106. Several studies stated the method by which the TiO2 was dosed. The EOGRT and Blevins et al. studies were dietary, Bettini et al. was in drinking water (via gavage). In some studies where the TiO2 was prepared in solution, included added stabilisers to force deagglomeration, while some studies had long sonication steps which can cause structural changes to TiO2. 

107.The COT opinion with regard to absorption, was that there was no reason to believe that titanium dioxide particles behaved differently to other particles in the gastrointestinal tract. It was also observed that the percentage of absorption was reported to be higher in the EFSA 2021 Opinion, based on the same dataset considered previously. Members were advised that newer studies used in the previous evaluation were re-considered (indications that titanium dioxide could cross the placenta). The duration of the animal studies was not sufficient to evaluate at which levels steady state would be reached and therefore it was considered that absorption had previously been underestimated. Finally, the EOGRT study provided indirect evidence for systemic exposure following administration of titanium dioxide.

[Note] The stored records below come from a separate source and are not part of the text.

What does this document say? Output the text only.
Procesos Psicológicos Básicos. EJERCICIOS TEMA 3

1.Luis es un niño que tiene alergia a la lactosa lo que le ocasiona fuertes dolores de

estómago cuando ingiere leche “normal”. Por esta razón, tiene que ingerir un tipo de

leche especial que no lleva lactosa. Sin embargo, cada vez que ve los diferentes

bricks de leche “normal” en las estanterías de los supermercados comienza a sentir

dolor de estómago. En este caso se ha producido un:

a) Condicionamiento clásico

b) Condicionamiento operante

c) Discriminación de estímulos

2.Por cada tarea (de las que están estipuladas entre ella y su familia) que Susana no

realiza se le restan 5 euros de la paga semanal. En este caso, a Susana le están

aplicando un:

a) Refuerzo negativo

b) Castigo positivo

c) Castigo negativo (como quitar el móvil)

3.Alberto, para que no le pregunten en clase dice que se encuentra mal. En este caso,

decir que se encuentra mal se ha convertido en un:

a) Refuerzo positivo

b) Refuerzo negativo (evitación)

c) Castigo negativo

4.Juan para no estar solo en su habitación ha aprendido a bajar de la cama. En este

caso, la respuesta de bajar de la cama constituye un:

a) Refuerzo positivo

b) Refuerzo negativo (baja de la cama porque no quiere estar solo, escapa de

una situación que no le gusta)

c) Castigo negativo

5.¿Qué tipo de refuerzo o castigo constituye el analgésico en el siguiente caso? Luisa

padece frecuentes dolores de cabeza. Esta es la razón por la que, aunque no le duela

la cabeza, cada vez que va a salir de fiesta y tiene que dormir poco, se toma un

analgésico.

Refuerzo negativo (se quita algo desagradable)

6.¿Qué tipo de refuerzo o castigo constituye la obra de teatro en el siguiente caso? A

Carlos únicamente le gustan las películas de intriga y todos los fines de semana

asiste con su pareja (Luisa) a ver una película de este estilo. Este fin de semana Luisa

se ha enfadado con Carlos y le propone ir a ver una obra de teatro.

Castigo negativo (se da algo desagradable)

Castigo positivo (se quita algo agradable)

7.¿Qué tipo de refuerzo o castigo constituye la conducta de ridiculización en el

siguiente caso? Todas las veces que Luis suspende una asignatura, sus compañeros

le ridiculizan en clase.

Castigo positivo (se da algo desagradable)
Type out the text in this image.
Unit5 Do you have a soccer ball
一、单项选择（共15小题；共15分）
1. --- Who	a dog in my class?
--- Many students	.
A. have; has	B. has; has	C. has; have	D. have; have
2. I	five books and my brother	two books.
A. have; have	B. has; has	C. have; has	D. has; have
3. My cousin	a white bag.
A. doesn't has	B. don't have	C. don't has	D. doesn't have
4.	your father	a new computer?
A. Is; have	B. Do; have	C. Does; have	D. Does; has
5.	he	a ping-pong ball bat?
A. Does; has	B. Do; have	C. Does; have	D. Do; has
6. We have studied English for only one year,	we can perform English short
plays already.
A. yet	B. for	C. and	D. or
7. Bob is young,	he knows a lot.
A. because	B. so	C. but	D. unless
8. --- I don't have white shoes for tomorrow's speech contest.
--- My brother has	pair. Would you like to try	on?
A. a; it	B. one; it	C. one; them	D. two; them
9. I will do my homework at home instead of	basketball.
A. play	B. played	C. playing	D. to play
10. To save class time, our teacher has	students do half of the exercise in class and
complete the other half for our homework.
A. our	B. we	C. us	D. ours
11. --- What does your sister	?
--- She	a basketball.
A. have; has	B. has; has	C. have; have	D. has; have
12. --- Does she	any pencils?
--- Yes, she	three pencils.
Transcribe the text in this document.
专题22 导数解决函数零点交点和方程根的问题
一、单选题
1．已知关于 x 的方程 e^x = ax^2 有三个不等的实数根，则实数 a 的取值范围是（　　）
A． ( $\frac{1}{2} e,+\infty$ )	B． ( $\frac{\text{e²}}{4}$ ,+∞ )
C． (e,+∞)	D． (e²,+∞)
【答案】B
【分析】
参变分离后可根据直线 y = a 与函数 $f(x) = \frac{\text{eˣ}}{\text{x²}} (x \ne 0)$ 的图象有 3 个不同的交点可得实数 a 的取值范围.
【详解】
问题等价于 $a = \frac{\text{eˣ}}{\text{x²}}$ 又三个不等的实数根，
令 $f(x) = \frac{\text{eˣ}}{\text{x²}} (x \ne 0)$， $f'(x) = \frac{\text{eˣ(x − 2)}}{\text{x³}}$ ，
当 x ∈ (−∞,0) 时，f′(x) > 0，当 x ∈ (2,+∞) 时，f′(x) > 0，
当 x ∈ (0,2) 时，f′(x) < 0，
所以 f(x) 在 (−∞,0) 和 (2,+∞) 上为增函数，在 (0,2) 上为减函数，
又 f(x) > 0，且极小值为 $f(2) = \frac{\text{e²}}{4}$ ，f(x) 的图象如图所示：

108. The COT noted that the Heringa et al. (2018) study would have assessed lifetime accumulation of TiO2. The study does not comment on the sources of the TiO2 but is likely to be an overestimation of the quantities that can be accumulated over a lifetime from food.

109. Overall, the COT concluded that the form of TiO2 may affect the likelihood and quantity of the TiO2 material crossing barriers into organs. Additionally, absorption might be affected due to the presence of nanosized particles. The wide variance of test materials used in each study between nano, micro and a mixture in sizes of TiO2 was noted. Due to the large variance in test materials (form and size) as well as the potential impact of the matrix of administration to the absorption of TiO2, the Committee could not ascribe a percentage for the absorption of TiO2. However, the Committee considered that absorption is low, based on the available evidence. 

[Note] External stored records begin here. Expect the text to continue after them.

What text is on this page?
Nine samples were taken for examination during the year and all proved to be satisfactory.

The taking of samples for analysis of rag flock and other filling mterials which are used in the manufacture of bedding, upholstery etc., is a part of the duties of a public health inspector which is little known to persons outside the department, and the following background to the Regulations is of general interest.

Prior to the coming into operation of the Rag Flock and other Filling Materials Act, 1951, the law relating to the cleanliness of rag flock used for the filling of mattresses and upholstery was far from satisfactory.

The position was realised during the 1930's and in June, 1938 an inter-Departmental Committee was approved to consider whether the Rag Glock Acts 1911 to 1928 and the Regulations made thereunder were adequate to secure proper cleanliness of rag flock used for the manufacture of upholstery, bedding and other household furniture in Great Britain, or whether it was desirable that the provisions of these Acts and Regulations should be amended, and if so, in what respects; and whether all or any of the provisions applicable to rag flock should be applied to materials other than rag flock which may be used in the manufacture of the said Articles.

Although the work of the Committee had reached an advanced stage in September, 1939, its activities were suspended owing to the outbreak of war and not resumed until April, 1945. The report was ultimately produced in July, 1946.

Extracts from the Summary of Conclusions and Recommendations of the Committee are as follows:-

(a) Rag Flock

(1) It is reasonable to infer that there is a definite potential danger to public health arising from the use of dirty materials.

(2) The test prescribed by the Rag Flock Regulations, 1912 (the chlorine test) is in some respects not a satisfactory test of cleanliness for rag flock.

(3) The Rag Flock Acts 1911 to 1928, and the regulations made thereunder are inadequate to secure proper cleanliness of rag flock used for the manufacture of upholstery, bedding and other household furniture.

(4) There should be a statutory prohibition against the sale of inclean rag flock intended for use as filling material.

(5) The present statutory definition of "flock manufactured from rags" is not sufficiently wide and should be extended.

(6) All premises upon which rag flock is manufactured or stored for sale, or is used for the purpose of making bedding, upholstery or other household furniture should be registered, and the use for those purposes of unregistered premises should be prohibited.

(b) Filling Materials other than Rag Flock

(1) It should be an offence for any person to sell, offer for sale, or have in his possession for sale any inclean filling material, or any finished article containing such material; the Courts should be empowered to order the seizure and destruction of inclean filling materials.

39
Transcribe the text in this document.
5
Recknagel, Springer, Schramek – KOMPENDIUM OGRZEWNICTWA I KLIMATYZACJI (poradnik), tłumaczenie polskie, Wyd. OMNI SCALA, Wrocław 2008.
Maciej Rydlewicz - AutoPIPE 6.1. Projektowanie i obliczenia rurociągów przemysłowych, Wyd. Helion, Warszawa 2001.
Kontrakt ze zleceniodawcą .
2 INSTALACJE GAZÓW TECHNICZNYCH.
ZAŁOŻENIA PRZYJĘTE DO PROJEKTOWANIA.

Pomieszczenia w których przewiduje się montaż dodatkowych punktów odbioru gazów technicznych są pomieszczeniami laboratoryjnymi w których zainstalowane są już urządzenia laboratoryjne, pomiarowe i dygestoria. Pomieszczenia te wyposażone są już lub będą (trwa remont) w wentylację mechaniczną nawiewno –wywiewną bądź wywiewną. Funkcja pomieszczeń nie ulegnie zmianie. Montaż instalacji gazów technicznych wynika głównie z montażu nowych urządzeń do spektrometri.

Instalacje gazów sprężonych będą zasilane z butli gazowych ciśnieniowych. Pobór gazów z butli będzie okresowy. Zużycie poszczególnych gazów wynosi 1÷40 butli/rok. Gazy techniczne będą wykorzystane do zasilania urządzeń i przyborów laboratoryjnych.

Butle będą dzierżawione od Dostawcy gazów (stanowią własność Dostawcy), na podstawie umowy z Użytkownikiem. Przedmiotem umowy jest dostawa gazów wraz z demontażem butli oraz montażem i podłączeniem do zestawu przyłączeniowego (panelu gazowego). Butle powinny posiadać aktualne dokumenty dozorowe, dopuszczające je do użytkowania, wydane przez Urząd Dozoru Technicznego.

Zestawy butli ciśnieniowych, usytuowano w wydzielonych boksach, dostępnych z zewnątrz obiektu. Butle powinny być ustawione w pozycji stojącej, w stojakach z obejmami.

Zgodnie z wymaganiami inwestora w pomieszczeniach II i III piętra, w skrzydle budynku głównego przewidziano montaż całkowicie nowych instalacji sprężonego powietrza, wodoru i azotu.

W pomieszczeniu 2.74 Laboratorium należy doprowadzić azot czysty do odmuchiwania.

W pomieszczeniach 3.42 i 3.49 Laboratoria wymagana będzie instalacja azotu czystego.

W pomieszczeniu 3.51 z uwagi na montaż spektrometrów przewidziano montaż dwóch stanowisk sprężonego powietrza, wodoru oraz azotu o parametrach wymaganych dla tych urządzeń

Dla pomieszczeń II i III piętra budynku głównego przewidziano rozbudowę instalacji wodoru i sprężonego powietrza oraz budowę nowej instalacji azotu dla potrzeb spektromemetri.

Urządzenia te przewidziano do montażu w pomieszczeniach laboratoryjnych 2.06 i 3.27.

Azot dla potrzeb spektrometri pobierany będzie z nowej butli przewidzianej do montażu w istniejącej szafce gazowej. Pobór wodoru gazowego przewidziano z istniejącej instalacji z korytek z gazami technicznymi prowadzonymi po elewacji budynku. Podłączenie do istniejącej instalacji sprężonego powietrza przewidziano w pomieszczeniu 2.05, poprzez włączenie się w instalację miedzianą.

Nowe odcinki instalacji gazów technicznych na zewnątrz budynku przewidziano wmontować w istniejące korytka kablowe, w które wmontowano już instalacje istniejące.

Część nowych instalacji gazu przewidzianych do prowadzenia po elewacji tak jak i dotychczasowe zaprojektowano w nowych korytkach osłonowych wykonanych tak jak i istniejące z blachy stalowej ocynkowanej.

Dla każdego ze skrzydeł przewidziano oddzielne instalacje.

Review of toxicity for endpoints identified by the COT

110. The following endpoints were reviewed initially by the COT and then in more detail by a sub-group of COT Members: Aberrant crypt foci (as a potential marker for carcinogenicity), genotoxicity, inflammation and immunotoxicity, allergenicity, reproductive and developmental toxicity and neurotoxicity. The sub-group's reviews are discussed in detail in each of these sections for the endpoints.

111. Following a call for data by EFSA to address several data gaps for TiO2, an extended one generation reproductive toxicity (EOGRT) study was conducted (LPT, 2020). Because the data from this study covered aberrant crypt foci, reproductive and developmental toxicity, immunotoxicity and neurotixicity, the study methodology is summarised in the following paragraphs and the results discussed in the relevant endpoint sections.